IAI Kecam Praktik Influencer Yang Meresahkan Industri Kosmetik Lokal
- Hendro Sumardiko / Istimewa
Jakarta, VIVA – Ikatan Apoteker Indonesia (IAI), yang mewakili lebih dari 110.000 anggota apoteker di seluruh Indonesia, menyampaikan keprihatinan mendalam terkait maraknya ulasan negatif oleh sejumlah influencer terhadap produk kosmetik lokal.
Praktik ini dinilai tidak hanya merugikan produsen dalam negeri tetapi juga mengancam kepercayaan masyarakat terhadap lembaga resmi seperti Badan Pengawas Obat dan Makanan (BPOM).
Dalam rapat dengar pendapat dengan Komisi IX DPR Ri, Yunus Adi Prabowo, advokat IAI, menegaskan bahwa hanya BPOM yang memiliki otoritas untuk memberikan persetujuan dan izin edar produk kosmetik di Indonesia.
"Kegaduhan yang terjadi beberapa bulan terakhir disebabkan oleh influencer yang berbicara berdasarkan persepsi pribadi tanpa kompetensi yang memadai. Hal ini menimbulkan ketidakpercayaan masyarakat terhadap institusi resmi," ujar Yunus.
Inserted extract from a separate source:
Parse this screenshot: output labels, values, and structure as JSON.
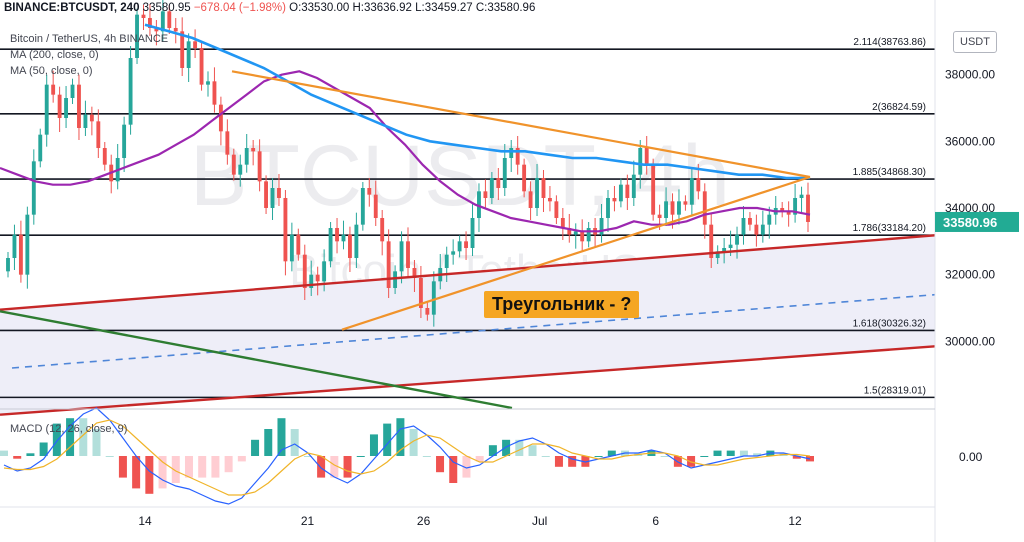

Yunus juga menyoroti dampak negatif dari ulasan tidak bertanggung jawab tersebut, yang menyebabkan masyarakat meragukan kualitas produk lokal dan lebih memilih produk impor.
"Akibatnya, perusahaan kosmetik lokal, termasuk Usaha Mikro, Kecil, dan Menengah (UMKM), terancam bangkrut, yang pada gilirannya meningkatkan angka pengangguran, termasuk di kalangan apoteker," tambahnya.
Selain itu, Yunus mengapresiasi kinerja BPOM dalam menjalankan tugasnya dengan baik, memastikan bahwa setiap produk yang mendapatkan izin edar telah melalui prosedur yang ketat dan aman untuk digunakan masyarakat.
Menanggapi isu serupa, dr Janet Aprilia Stanzah, praktisi kecantikan dan mantan Ketua Perhimpunan Dokter Estetika Indonesia DKI Jakarta periode 2012-2023, menyatakan keprihatinannya terhadap maraknya ulasan negatif terhadap produk kosmetik lokal oleh oknum tertentu.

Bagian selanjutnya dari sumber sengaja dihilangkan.